Gov. John Kasich signed a new Ohio law Wednesday that will bring numerous changes to five of the state’s public pension systems, costing workers millions of dollars but letting them keep defined-benefit plans.
Kasich said the members of the funds and retirees now can “have a real sense their funds are going to be solvent,” reported the Columbus Dispatch
The changes will increase employee contributions, require longer service, reduce cost-of-living adjustments, and compute new final average salaries — all to make sure the pension systems can meet a state requirement that unfunded liabilities be paid off within the next 30 years.

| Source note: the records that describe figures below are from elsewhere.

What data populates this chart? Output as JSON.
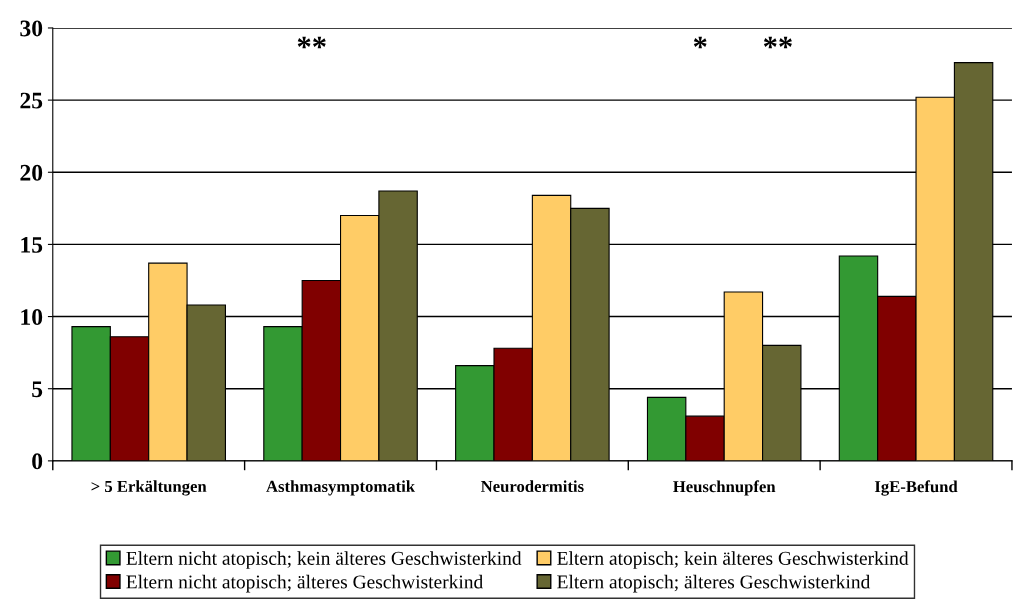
{
  "chart_data": {
    "type": "bar",
    "categories": [
      "> 5 Erkältungen",
      "Asthmasymptomatik",
      "Neurodermitis",
      "Heuschnupfen",
      "IgE-Befund"
    ],
    "series": [
      {
        "name": "Eltern nicht atopisch; kein älteres Geschwisterkind",
        "color": "#339933",
        "values": [
          9.3,
          9.3,
          6.6,
          4.4,
          14.2
        ]
      },
      {
        "name": "Eltern nicht atopisch; älteres Geschwisterkind",
        "color": "#800000",
        "values": [
          8.6,
          12.5,
          7.8,
          3.1,
          11.4
        ]
      },
      {
        "name": "Eltern atopisch; kein älteres Geschwisterkind",
        "color": "#ffcc66",
        "values": [
          13.7,
          17.0,
          18.4,
          11.7,
          25.2
        ]
      },
      {
        "name": "Eltern atopisch; älteres Geschwisterkind",
        "color": "#666633",
        "values": [
          10.8,
          18.7,
          17.5,
          8.0,
          27.6
        ]
      }
    ],
    "ylim": [
      0,
      30
    ],
    "yticks": [
      0,
      5,
      10,
      15,
      20,
      25,
      30
    ],
    "grid": "y",
    "legend": "bottom",
    "annotations": [
      "**",
      "*",
      "**"
    ]
  }
}
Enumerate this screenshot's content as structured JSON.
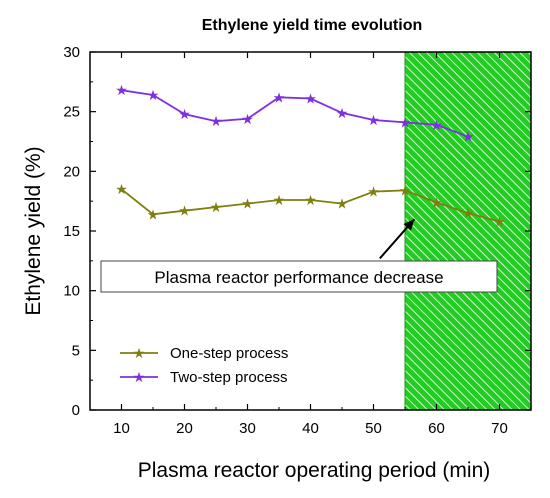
{
  "chart_data": {
    "type": "line",
    "title": "Ethylene yield time evolution",
    "xlabel": "Plasma reactor operating period (min)",
    "ylabel": "Ethylene yield (%)",
    "xlim": [
      5,
      75
    ],
    "ylim": [
      0,
      30
    ],
    "xticks": [
      10,
      20,
      30,
      40,
      50,
      60,
      70
    ],
    "yticks": [
      0,
      5,
      10,
      15,
      20,
      25,
      30
    ],
    "grid": false,
    "legend_position": "lower-left",
    "series": [
      {
        "name": "One-step process",
        "color": "#7f7f0f",
        "marker": "star",
        "x": [
          10,
          15,
          20,
          25,
          30,
          35,
          40,
          45,
          50,
          55,
          60,
          65,
          70
        ],
        "y": [
          18.5,
          16.4,
          16.7,
          17.0,
          17.3,
          17.6,
          17.6,
          17.3,
          18.3,
          18.4,
          17.4,
          16.5,
          15.8
        ]
      },
      {
        "name": "Two-step process",
        "color": "#7f2fe0",
        "marker": "star",
        "x": [
          10,
          15,
          20,
          25,
          30,
          35,
          40,
          45,
          50,
          55,
          60,
          65
        ],
        "y": [
          26.8,
          26.4,
          24.8,
          24.2,
          24.4,
          26.2,
          26.1,
          24.9,
          24.3,
          24.1,
          23.9,
          22.9
        ]
      }
    ],
    "shaded_region": {
      "x_start": 55,
      "x_end": 75,
      "color": "#22cc22"
    },
    "annotation": {
      "text": "Plasma reactor performance decrease",
      "arrow_to": {
        "x": 56.5,
        "y": 16.0
      },
      "arrow_from": {
        "x": 51.0,
        "y": 12.7
      }
    }
  }
}
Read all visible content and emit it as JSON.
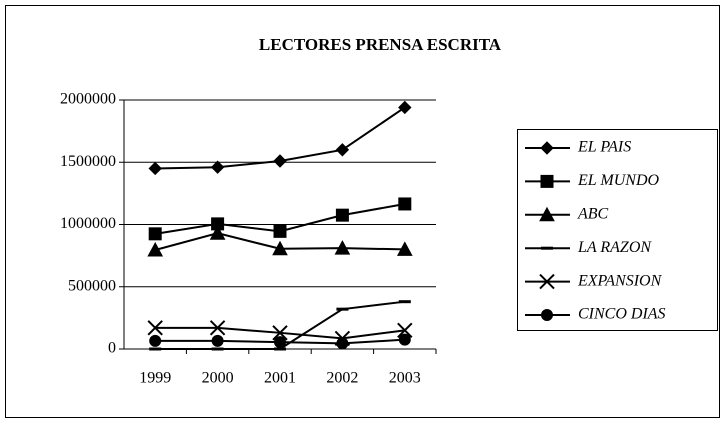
{
  "chart_data": {
    "type": "line",
    "title": "LECTORES PRENSA ESCRITA",
    "categories": [
      "1999",
      "2000",
      "2001",
      "2002",
      "2003"
    ],
    "ylim": [
      0,
      2000000
    ],
    "yticks": [
      0,
      500000,
      1000000,
      1500000,
      2000000
    ],
    "grid": true,
    "legend": "right",
    "series": [
      {
        "name": "EL PAIS",
        "color": "#000000",
        "marker": "diamond",
        "values": [
          1450000,
          1460000,
          1510000,
          1600000,
          1940000
        ]
      },
      {
        "name": "EL MUNDO",
        "color": "#000000",
        "marker": "square",
        "values": [
          925000,
          1005000,
          945000,
          1075000,
          1165000
        ]
      },
      {
        "name": "ABC",
        "color": "#000000",
        "marker": "triangle",
        "values": [
          795000,
          930000,
          805000,
          810000,
          800000
        ]
      },
      {
        "name": "LA RAZON",
        "color": "#000000",
        "marker": "dash",
        "values": [
          0,
          0,
          0,
          320000,
          380000
        ]
      },
      {
        "name": "EXPANSION",
        "color": "#000000",
        "marker": "x",
        "values": [
          170000,
          170000,
          130000,
          85000,
          150000
        ]
      },
      {
        "name": "CINCO DIAS",
        "color": "#000000",
        "marker": "circle",
        "values": [
          65000,
          65000,
          55000,
          45000,
          75000
        ]
      }
    ]
  }
}
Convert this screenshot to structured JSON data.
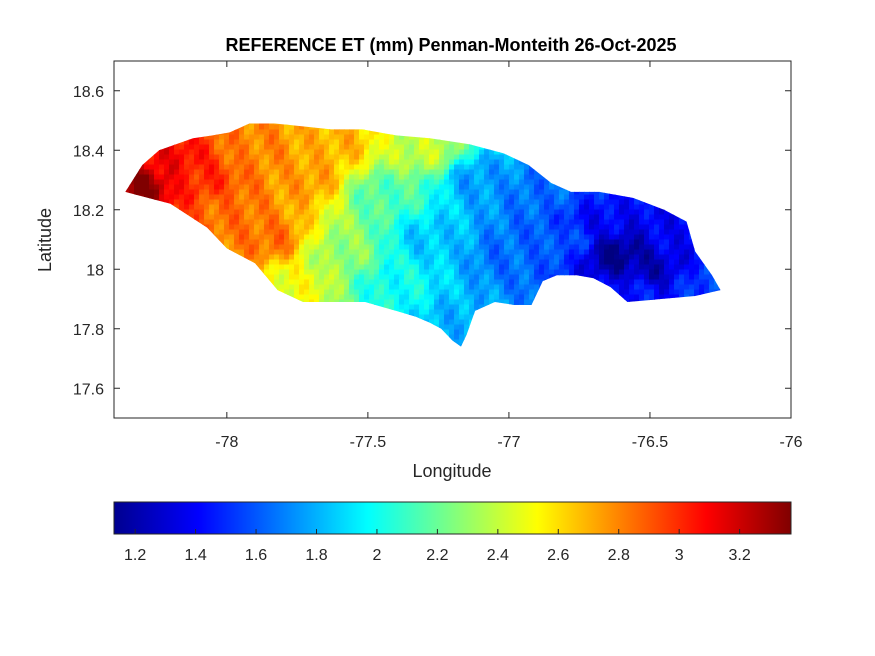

The state House and Senate passed the bills nearly unanimously earlier this month. They represent plans the various pension boards proposed up to three years ago.
The bills had bipartisan support, and were sponsored by Republican Senate President Tom Niehaus and Democrat Senate Minority Leader Eric Kearney, who stressed that the measures may not be popular but they’re necessary for the pension fund to move forward.
The Ohio Public Employees Retirement System, which is the state’s largest fund, has estimated it has lost $1 million every day the changes it proposed back in 2009 are not implemented.
“Our members and retirees really understand the changes, and they understand the reason for it, and they strongly believe the changes are necessary,” said OPERS Executive Director Karen Carraher.
The five new bills will go into effect on Jan. 7, and for all systems except for OPERS, the bills allow pension boards to make some future adjustment without needing to first get legislative approval. Carraher said OPERS will keep working to get its members in agreement on the idea.